The company says the vehicle also has multiple commercial applications.

Designed to provide cost-effective cargo hauling in its conformal pod or external sling load configuration, the KARGO UAV will self-deploy with no payload up to 602 miles with a maximum lifting capacity of 800 pounds. It should be able to haul approximately 90 gallons of water in an external bucket.

In September, 2021, flight development testing of a scaled KARGO UAV demonstrator was completed to prove out the air vehicle design, and flight-testing of a full-scale autonomous vehicle is planned for 2022. The KARGO UAV leverages commercial off-the-shelf components as well as thousands of hours of automated and autonomous flight data from Kaman’s K-MAX TITAN program, to reduce schedule and technical risk.

Kaman worked with Near Earth Autonomy as a partner to provide obstacle avoidance and other technologies such as precision landing, sense and avoid, and navigation in a GPS-denied environment.

In 2015 near Boise, Idaho Kaman and Lockheed demonstrated for wildland fire officials how a remotely piloted K-MAX UAV could drop water on a simulated fire and carry sling loads of cargo.


Our take:

We have written quite a bit recently about new UAVs, because there is a great deal of iteration and activity in the field. Some of the aircraft are already flying and others are still in the concept stage. Not all of them will take to the air or be used in a meaningful way. However, the interest in UAVs combined with limited numbers of firefighters, advances in technology, and increasing wildland fire acres produces an environment ripe for being exploited by nimble forward-thinking companies.

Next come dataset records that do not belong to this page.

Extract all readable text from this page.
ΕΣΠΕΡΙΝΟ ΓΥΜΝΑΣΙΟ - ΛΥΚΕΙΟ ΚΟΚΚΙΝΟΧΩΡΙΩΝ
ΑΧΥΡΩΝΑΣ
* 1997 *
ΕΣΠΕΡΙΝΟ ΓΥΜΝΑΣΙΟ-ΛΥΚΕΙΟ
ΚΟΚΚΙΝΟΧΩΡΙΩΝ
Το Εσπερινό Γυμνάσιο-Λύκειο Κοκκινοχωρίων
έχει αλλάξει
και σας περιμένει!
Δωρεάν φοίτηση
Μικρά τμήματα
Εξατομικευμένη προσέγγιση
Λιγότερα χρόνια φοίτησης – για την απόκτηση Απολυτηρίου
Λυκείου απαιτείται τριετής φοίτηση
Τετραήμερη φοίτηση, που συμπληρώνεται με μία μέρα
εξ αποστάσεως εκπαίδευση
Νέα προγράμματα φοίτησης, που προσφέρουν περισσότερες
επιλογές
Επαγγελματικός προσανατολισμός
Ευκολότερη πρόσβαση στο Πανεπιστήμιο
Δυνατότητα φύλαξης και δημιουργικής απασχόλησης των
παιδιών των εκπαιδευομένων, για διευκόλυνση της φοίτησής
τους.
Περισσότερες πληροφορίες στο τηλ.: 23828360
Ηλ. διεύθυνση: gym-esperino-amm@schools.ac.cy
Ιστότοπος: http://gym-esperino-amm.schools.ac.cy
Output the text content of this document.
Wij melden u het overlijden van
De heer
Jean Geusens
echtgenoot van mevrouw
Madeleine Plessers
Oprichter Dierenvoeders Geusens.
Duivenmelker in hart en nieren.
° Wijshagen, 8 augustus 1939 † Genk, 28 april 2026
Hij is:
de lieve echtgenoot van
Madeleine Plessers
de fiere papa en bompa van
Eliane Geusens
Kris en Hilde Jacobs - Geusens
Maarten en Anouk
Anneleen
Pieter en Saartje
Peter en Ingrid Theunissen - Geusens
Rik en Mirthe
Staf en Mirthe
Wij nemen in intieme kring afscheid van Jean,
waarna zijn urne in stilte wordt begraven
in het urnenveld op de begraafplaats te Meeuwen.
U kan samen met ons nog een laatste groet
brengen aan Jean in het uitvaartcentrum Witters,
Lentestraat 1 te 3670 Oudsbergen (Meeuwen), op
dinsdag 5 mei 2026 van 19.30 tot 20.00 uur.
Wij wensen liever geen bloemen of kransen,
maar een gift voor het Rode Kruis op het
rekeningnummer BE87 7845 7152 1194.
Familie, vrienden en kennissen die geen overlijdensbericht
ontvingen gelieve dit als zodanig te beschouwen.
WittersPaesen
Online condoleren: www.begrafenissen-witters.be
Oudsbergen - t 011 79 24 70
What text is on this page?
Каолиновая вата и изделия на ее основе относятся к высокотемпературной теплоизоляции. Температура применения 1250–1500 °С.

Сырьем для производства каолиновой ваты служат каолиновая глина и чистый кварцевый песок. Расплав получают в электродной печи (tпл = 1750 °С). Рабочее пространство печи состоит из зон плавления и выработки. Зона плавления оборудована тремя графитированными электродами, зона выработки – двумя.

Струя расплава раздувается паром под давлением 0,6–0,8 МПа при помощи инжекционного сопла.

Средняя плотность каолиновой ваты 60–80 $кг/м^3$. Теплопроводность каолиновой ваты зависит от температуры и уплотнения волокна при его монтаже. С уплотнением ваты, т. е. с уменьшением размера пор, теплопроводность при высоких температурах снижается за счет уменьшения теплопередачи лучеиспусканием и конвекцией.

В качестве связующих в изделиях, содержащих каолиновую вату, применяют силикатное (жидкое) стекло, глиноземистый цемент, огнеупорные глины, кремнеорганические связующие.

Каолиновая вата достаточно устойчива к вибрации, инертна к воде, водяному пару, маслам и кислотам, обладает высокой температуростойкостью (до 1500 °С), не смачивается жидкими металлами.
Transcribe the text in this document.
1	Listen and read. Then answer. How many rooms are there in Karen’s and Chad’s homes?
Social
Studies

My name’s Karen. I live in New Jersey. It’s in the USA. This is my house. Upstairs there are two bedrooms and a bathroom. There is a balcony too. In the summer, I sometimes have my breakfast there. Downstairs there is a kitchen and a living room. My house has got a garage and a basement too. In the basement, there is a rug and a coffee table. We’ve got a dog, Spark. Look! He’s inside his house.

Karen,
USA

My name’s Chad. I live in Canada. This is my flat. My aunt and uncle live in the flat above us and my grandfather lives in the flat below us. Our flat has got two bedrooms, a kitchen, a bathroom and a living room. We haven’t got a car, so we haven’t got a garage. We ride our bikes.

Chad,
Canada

It appears likely that in the near future UAV helicopters will assist wildland firefighters not only by dropping water on fires but by resupplying them in remote areas with food, drinking water, hose, water tanks, and portable pumps — day or night. Already they are used for mapping, real time intelligence, and aerial ignition.

The limiting factor is government funding, and how quickly the old guard fire hierarchy can adapt their thinking to pilotless aircraft and flying at night.

Thanks and a tip of the hat go out to Gerald.